Internal standard stock solution (1000 μg/mL in methanol) was prepared by adding appropriate amounts of Cefuroxime-d3 and Metronidazole-d4 (Toronto Research Chemicals, Canada). An internal standard working solution (10 μg/mL) was prepared by dilution of stock solution with methanol.

4.4.2. Sample Preparation

To 25 μL blank, calibrator QC and patient sample, 12.5 μL internal standard working internal standard solution (10 μg/mL) was added. 75 μL acetonitrile was added to precipitate proteins. 625 μL 10 mM aqueous ammonium acetate with 5% methanol (v/v %) was added and mixed completely. Samples were centrifuged for 20 min. at 3750 g. After centrifugation the clear supernatant was transferred to HPLC vials.

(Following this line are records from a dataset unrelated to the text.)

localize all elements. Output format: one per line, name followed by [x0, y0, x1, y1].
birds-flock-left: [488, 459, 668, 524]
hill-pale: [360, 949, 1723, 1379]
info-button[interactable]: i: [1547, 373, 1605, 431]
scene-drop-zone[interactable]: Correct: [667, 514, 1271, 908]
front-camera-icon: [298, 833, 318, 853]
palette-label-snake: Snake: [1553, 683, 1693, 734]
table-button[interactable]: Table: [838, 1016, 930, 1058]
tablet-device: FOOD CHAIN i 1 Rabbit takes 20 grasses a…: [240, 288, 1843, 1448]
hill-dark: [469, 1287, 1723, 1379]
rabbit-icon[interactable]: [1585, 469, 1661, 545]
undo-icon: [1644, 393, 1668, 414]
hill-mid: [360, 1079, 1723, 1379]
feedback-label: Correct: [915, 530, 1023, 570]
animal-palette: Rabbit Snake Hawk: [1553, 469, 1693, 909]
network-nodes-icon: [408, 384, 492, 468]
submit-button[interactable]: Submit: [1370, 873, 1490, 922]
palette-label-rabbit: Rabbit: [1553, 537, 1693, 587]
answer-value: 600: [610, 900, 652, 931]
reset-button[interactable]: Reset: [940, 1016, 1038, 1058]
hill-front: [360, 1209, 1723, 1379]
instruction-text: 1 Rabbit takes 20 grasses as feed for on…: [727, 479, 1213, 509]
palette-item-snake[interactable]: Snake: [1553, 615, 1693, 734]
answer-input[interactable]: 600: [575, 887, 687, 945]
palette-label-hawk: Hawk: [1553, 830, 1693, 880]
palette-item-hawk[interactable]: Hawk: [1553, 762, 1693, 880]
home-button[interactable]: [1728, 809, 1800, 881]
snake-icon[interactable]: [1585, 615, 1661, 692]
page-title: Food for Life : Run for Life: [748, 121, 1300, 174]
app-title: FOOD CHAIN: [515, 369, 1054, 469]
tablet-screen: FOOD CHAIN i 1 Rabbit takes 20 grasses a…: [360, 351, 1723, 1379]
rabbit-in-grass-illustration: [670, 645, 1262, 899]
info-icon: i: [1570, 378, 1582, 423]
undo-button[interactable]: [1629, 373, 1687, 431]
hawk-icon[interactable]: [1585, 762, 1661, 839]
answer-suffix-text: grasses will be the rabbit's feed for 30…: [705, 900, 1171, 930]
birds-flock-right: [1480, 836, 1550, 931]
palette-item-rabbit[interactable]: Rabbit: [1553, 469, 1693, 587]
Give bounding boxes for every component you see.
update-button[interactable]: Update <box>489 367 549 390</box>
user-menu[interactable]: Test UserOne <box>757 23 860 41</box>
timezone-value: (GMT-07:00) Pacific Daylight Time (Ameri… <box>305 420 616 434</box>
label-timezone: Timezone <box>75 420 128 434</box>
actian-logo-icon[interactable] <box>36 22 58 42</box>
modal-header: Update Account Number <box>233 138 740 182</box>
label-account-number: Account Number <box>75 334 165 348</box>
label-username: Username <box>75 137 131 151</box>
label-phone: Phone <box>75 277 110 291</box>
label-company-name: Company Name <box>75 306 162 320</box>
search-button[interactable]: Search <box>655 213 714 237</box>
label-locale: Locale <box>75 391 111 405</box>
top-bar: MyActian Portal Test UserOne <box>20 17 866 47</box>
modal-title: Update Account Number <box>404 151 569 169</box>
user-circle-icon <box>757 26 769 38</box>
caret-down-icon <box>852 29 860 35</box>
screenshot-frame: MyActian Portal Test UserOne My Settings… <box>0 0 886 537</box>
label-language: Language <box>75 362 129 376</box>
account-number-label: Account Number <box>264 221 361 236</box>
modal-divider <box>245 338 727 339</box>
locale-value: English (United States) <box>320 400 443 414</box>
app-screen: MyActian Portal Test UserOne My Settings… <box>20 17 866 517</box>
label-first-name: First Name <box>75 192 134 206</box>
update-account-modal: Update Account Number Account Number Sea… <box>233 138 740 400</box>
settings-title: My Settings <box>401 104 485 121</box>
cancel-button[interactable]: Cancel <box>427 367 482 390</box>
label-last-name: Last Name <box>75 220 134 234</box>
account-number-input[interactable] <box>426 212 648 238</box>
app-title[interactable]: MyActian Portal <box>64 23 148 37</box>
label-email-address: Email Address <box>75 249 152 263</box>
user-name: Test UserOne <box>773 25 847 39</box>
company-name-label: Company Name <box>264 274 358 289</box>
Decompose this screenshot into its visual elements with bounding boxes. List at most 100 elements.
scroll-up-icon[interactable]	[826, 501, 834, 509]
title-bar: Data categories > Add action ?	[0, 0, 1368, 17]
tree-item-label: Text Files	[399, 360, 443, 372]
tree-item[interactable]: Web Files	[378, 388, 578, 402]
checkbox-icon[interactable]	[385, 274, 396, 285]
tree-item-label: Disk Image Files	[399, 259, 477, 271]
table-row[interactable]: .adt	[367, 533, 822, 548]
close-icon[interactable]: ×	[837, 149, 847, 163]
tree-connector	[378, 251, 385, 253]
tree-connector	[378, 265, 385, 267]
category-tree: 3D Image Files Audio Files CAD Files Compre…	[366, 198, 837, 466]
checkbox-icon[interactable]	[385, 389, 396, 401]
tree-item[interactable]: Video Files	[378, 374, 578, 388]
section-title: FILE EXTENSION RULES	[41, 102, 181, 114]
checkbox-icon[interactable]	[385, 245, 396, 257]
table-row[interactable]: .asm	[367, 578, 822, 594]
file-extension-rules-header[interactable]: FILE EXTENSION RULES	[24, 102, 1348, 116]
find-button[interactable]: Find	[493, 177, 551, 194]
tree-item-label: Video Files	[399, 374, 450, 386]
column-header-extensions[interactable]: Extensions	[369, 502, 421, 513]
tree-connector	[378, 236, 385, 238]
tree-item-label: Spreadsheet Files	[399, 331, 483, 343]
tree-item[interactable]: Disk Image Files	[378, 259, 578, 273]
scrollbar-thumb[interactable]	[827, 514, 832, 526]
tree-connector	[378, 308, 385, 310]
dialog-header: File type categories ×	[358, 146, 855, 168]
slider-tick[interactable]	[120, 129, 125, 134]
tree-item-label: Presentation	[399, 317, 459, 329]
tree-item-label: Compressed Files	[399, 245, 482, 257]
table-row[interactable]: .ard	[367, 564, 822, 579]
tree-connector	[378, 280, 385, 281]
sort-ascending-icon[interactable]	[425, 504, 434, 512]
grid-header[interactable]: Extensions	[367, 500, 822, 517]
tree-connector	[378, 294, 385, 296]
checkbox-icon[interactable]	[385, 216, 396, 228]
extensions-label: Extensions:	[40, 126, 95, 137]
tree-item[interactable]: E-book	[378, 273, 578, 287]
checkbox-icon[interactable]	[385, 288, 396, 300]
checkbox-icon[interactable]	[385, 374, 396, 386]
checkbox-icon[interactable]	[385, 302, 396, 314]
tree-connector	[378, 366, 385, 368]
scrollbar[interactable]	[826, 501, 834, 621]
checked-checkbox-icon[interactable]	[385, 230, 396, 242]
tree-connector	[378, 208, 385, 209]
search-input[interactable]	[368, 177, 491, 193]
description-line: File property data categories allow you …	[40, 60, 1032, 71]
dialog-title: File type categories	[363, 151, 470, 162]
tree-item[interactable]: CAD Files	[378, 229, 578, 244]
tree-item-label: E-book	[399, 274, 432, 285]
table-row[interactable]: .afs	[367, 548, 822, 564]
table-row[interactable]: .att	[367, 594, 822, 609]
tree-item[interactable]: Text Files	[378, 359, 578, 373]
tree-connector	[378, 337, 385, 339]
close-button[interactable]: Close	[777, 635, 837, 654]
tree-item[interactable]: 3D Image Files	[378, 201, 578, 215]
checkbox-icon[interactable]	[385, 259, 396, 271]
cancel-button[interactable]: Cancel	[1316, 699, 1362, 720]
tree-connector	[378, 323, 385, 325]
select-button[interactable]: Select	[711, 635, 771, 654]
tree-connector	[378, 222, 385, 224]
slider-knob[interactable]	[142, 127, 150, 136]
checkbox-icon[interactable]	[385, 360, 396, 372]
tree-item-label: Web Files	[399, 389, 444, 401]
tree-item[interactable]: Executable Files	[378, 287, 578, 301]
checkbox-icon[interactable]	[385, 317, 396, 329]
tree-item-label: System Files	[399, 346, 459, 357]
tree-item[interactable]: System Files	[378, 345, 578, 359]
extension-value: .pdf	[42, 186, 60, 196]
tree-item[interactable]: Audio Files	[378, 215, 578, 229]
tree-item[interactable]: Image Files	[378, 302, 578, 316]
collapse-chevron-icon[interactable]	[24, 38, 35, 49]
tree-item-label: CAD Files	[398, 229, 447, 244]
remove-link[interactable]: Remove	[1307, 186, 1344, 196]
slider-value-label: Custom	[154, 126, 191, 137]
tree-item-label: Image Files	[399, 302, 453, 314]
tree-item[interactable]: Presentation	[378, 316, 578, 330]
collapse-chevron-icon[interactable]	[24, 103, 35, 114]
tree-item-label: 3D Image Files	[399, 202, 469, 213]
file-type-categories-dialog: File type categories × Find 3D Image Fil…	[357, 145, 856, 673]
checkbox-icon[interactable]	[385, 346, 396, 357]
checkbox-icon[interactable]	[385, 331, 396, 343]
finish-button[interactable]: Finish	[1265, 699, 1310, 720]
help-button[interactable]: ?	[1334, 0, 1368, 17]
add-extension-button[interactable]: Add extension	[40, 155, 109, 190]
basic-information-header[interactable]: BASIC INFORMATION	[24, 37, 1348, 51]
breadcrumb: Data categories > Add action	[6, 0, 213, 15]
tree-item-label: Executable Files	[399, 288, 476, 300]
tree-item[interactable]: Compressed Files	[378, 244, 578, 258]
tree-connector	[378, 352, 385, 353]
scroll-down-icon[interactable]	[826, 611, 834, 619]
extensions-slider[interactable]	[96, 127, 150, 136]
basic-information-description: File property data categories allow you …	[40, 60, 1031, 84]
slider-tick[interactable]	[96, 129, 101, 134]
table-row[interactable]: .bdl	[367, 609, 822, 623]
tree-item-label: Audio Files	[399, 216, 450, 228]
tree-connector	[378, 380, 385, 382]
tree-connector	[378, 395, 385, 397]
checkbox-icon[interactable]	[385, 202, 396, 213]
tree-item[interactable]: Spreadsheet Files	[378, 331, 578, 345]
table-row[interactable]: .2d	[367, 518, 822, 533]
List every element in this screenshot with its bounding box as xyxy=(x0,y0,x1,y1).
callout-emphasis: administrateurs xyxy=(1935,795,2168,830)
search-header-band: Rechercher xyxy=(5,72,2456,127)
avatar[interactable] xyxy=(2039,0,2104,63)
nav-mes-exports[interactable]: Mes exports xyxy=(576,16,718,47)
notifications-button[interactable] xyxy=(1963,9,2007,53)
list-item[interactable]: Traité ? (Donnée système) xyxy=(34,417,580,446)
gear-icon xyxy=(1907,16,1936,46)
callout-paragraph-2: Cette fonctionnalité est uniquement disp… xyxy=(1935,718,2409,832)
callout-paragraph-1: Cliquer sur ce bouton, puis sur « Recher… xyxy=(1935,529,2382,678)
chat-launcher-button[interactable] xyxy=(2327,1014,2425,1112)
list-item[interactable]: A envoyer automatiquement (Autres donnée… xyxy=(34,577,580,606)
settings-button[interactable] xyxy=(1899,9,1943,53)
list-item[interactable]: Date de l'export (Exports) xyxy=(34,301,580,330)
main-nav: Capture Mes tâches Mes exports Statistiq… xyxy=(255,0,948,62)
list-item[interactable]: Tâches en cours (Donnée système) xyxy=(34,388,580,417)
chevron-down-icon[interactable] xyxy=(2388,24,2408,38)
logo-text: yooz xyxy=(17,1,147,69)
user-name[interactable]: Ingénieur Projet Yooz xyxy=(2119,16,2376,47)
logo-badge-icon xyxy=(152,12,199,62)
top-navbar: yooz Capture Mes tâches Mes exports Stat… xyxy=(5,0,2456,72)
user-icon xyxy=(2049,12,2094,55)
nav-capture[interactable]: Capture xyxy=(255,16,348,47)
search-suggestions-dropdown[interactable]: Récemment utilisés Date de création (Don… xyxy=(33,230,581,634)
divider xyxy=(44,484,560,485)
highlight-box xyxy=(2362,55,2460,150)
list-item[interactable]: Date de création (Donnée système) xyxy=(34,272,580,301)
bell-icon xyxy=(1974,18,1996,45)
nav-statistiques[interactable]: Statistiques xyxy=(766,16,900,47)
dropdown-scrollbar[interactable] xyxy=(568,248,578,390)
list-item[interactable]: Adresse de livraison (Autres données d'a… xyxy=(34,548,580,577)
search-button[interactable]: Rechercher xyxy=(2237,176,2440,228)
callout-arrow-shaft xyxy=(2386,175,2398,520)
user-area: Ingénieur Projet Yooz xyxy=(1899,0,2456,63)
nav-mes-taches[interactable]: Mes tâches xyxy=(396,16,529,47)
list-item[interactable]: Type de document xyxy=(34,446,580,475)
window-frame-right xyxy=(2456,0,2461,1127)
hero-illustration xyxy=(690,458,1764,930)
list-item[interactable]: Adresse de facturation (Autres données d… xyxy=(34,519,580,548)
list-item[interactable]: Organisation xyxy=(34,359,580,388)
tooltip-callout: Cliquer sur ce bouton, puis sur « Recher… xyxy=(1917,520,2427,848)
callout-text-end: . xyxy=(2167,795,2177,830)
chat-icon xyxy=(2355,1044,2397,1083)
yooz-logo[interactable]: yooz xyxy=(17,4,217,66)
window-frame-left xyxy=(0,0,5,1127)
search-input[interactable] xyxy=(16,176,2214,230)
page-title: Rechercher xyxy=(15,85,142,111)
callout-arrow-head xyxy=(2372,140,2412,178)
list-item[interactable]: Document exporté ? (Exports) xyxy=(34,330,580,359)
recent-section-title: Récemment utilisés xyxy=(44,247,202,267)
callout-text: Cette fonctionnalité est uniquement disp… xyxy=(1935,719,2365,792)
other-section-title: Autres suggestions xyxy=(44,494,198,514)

4.4.3. Liquid Chromatography Mass Spectrometry Analysis

Cefuroxime and metronidazole were separated on a Phenomenex Gemini C18, 50 x 3.0 mm, 3 μm column. using gradient elution, mobile phase A (10 mM aqueous ammonium acetate with 5% methanol (v/v %)) and mobile phase B (10 mM ammonium acetate in methanol). Initial conditions were 97% A, and was maintained for 1.0 min, then B was increased to 95% over 5 min. The 95% B was kept for 1.0 min., then initial conditions was re-established within 0.3 min. Complete runtime was 10.0 min. Retention times for cefuroxime and mitronidazole was 6.35 min and 5.65 min. respectively.

Heated electrospray at 250 °C was used for ionization. Cefuroxime was detected by monitoring the transitions: m/z 423.6 to m/z 207.1 and m/z 423,6 to m/z 318.1. Metronidazole was detected by monitoring the transitions: m/z 172.0 to m/z 82.1 and m/z 172.0 to m/z 128.0.

Cefuroxime-d3 were detected by monitoring transitions the: m/z 426.6 to m/z 210.1 and m/z 426,6 to m/z 321.1. Metronidazole-d4 were detected by monitoring transitions: m/z 176.0 to m/z 82.1 and m/z 128.0 respectively.

4.5. Statistics

No power calculation was performed as this was an explorative observational study.

We registered the number of samples where the MIC in the collected dialysates reached 4 μg/mL for metronidazole and 4 and 16 μg/mL for cefuroxime, respectively.

We compared mean concentration between the two patient groups and between the two different collection methods in relation to antibiotic administration in the IBD group by linear mixed models. The variations of concentrations within each participant and variations between group members is reported as coefficient of variation (CV).

5. Conclusion

In conclusion the peritoneal microdialysis is a feasible method to study the diffusion of antibiotics into the peritoneal cavity. A method with measuring the accumulative concentration of the antibiotics in the peritoneal fluid corresponding to interval of drug administration may have the potential to add important information to the traditional pharmacodynamic parameters and relevant to reach optimal therapeutic effect.